La situazione della refezione scolastica napoletana è drammatica. È un problema che interessa 30.000 bambini in tutta la città, bambini le cui famiglie sono costrette a fare i salti mortali per tirare a campare fino a quando qualcuno non si degnerà di dare loro una data certa di inizio. Adesso pare che il tutto partirà il 5 novembre. Ancora un mese, quindi. Se tutto va bene. E non perché qualcuno lo abbia ufficialmente dichiarato, no, solo per sentito dire, facendo un paio di calcoli sui tempi tecnici dello svolgimento di un bando di gara. Le nonne, surrogato delle mamme in loro assenza, sono in fibrillazione, più esaurite e pazze delle mamme stesse fuori dalle scuole.

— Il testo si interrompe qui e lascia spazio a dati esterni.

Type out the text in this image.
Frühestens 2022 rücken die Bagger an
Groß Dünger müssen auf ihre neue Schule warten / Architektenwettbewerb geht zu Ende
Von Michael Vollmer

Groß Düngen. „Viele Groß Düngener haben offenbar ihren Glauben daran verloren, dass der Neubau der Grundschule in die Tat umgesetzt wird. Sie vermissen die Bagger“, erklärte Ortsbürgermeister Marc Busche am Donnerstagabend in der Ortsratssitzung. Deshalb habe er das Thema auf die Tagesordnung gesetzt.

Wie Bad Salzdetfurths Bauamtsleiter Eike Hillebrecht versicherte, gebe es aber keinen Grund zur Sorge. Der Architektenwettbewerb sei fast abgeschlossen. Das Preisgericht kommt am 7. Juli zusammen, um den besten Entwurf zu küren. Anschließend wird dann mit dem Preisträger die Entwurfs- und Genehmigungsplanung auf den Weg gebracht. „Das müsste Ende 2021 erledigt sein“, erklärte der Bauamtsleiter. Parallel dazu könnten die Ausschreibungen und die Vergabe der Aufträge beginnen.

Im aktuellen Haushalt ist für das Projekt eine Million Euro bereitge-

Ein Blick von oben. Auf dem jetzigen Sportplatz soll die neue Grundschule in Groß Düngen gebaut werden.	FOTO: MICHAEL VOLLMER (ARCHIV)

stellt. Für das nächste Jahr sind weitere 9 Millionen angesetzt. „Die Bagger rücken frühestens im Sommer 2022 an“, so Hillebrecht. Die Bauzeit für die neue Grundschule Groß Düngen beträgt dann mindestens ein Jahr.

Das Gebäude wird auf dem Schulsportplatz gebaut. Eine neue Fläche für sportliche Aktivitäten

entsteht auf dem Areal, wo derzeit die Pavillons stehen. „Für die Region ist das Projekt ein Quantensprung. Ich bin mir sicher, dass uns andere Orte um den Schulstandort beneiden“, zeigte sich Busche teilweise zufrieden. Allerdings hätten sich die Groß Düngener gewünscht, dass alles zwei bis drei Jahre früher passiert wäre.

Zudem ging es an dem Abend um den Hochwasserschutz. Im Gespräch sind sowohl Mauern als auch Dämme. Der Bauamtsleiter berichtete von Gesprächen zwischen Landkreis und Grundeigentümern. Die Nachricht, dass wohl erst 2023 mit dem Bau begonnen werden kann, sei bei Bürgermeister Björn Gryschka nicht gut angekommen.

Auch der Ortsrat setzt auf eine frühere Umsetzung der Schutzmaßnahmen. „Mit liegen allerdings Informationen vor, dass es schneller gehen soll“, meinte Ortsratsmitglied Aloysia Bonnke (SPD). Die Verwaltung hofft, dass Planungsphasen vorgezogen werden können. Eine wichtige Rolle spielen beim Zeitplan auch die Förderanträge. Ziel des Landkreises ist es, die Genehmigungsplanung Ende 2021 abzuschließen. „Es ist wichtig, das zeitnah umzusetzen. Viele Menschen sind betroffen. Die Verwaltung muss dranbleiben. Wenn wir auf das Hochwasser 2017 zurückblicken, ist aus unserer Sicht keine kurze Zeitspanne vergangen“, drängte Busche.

Il sindaco qualche giorno fa, su Twitter, ha chiesto scusa alla cittadinanza per il disguido. L’assessore Palmieri, soltanto una settimana fa, ai microfoni di Buongiorno Regione dichiarava che la refezione sarebbe partita a ottobre, nonostante tutto lasciasse presagire il contrario.
Situazione pietosa e preoccupante. Qui non si tratta di un disagio, ma di un danno materiale e morale perpetrato ai danni di famiglie che sul tempo pieno hanno fatto i propri conti di vita. Ma dov’è che il Comune aggiunge, alla beffa, il ridicolo? È qui che viene il paradosso. Perché il Comune si preoccupa moltissimo dei suoi piccoli abitanti. Al punto che, domani, lunedì 8 ottobre, Palazzo San Giacomo ospiterà la presentazione di un’iniziativa lodevole, una campagna educativa (in concorso con l’Asl) rivolta alle scuole elementari, medie e superiori, per indirizzare i giovani a uno stile di vita sano ed ecocompatibile. Sarà addirittura presentato “lo snackometro”, uno strumento che serve a sapere come si posizionano, dal punto di vista nutrizionale, gli snack in commercio e quali sono i prodotti verso cui orientarsi.

Leggo la notizia e resto allibita. Mi viene da ridere a crepapelle, perché se non rido sono costretta a piangere o, peggio, a buttare all’aria il tavolo col computer sopra. Che bella una città in cui il Comune focalizza la sua attenzione sul modernismo di uno snackometro e però è incapace di offrire un pasto caldo ai propri piccoli cittadini, eh? Già. Che importanza volete che abbia un vergognoso strafalcione per cui 30.000 bambini restano senza refezione e tempo pieno, se poi abbiamo un Lungomare bellissimo? Viva Napoli. Pizza pizza marescià.